If you are an up-and-coming actress in Hollywood, having your freshman television series canceled is pretty devastating. It's basically the fast-track to a Lifetime Original Movie, which then leads to a few commercials before the industry is practically packing your bags and purchasing a plane ticket for you to head back to whatever dusty town you came from. That was almost Taylor Schilling's life story, but the 26 year-old isn't going down without a fight.
The veteran of NBC's rightfully-so canceled medical drama Mercy has just been given a figurative "1-Up" by Warner Bros. Pictures. Variety says that the studio has cast her as the female lead opposite Zac Efron in its Nicholas Sparks adaptation of The Lucky One. This latest soapy Sparks project, which follows Message In A Bottle, A Walk To Remember, The Notebook, Nights In Rodanthe, Dear John and The Last Song, centers on a Marine who survives three tours in Iraq and attributes his good fortune to a photograph he carried of a woman he has never met. He sets out to meet her when he returns to North Carolina.

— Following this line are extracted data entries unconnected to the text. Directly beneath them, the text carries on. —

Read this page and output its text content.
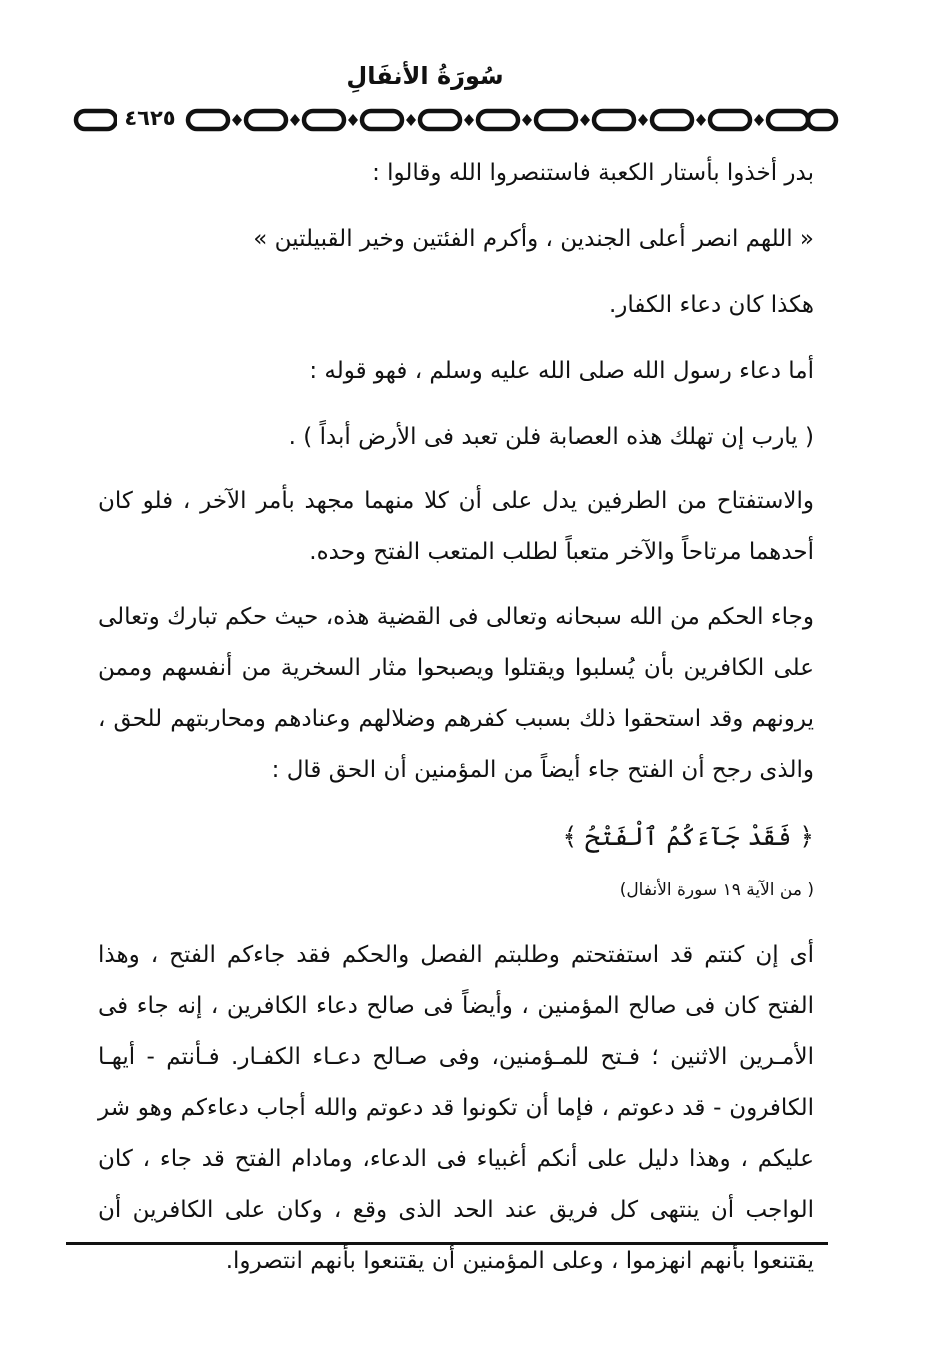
سُورَةُ الأنفَالِ
٤٦٢٥

بدر أخذوا بأستار الكعبة فاستنصروا الله وقالوا :

« اللهم انصر أعلى الجندين ، وأكرم الفئتين وخير القبيلتين »

هكذا كان دعاء الكفار.

أما دعاء رسول الله صلى الله عليه وسلم ، فهو قوله :

( يارب إن تهلك هذه العصابة فلن تعبد فى الأرض أبداً ) .

والاستفتاح من الطرفين يدل على أن كلا منهما مجهد بأمر الآخر ، فلو كان أحدهما مرتاحاً والآخر متعباً لطلب المتعب الفتح وحده.

وجاء الحكم من الله سبحانه وتعالى فى القضية هذه، حيث حكم تبارك وتعالى على الكافرين بأن يُسلبوا ويقتلوا ويصبحوا مثار السخرية من أنفسهم وممن يرونهم وقد استحقوا ذلك بسبب كفرهم وضلالهم وعنادهم ومحاربتهم للحق ، والذى رجح أن الفتح جاء أيضاً من المؤمنين أن الحق قال :

﴿ فَقَدْ جَآءَكُمُ ٱلْفَتْحُ ﴾

( من الآية ١٩ سورة الأنفال)

أى إن كنتم قد استفتحتم وطلبتم الفصل والحكم فقد جاءكم الفتح ، وهذا الفتح كان فى صالح المؤمنين ، وأيضاً فى صالح دعاء الكافرين ، إنه جاء فى الأمـرين الاثنين ؛ فـتح للمـؤمنين، وفى صـالح دعـاء الكفـار. فـأنتم - أيهـا الكافرون - قد دعوتم ، فإما أن تكونوا قد دعوتم والله أجاب دعاءكم وهو شر عليكم ، وهذا دليل على أنكم أغبياء فى الدعاء، ومادام الفتح قد جاء ، كان الواجب أن ينتهى كل فريق عند الحد الذى وقع ، وكان على الكافرين أن يقتنعوا بأنهم انهزموا ، وعلى المؤمنين أن يقتنعوا بأنهم انتصروا.
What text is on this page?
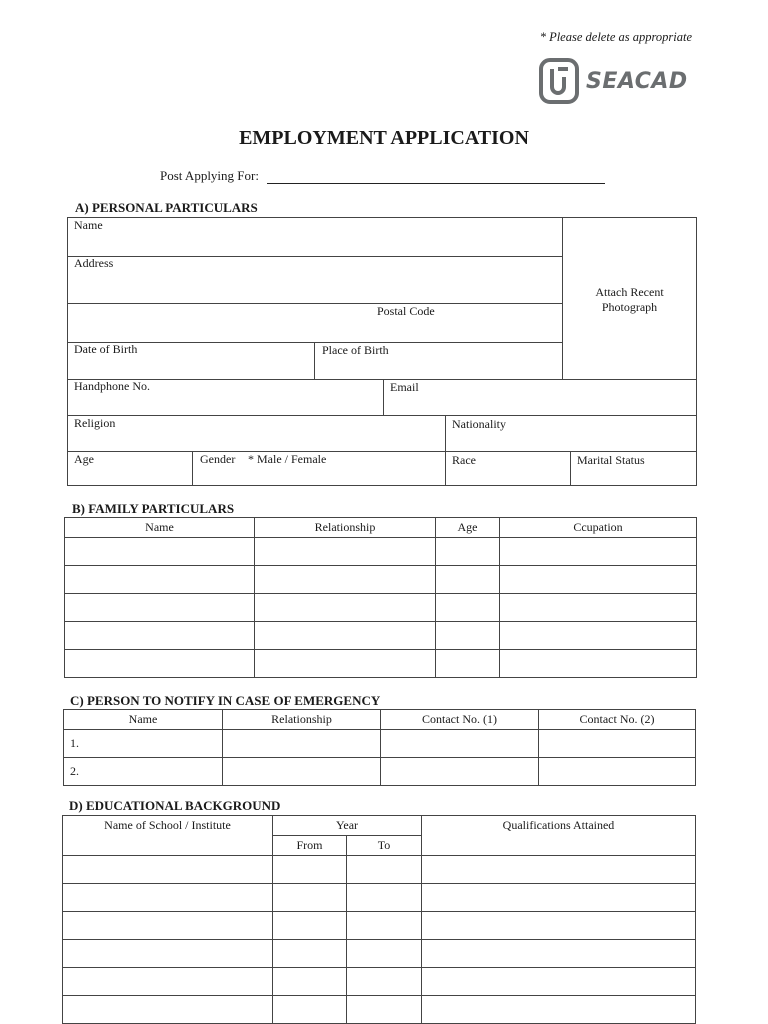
* Please delete as appropriate
SEACAD
EMPLOYMENT APPLICATION
Post Applying For:
A) PERSONAL PARTICULARS
Name
Address
Postal Code
Attach Recent
Photograph
Date of Birth	Place of Birth
Handphone No.	Email
Religion	Nationality
Age	Gender * Male / Female	Race	Marital Status
B) FAMILY PARTICULARS
Name	Relationship	Age	Ccupation

C) PERSON TO NOTIFY IN CASE OF EMERGENCY
Name	Relationship	Contact No. (1)	Contact No. (2)
1.			
2.			
D) EDUCATIONAL BACKGROUND
Name of School / Institute	Year		Qualifications Attained
	From	To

As you've probably guessed, Schilling will play the mysterious subject of the photograph while Efron will play the soldier. Denise Di Novi, the WB-based former executive who left her post to become a studio producer, will bring the novel to the big screen as she did with A Walk To Remember and Nights In Rodanthe. She's attached a very capable and talented filmmaker - Scott Hicks - to direct. Hicks, whose past credits include the wonderful David Helfgott biopic Shine and last year's critically acclaimed The Boys Are Back, will hopefully bring a more mature taste to the project, which was adapted by Will Fetters (Remember Me).
Schilling recently wrapped the questionable adaptation of the classic Ayn Rand novel Atlas Shrugged, in which she stars as Dagny Taggert (a role that had been reserved for more mature, multi-million dollar stars like Charlize Theron and Angelina Jolie). The fact that she's taken on such an iconic character of American literature leads me to believe that there's more to her than her brief resume suggests. If she can do Taggert justice and if this new film succeeds, she may, in fact, be the lucky one in the future.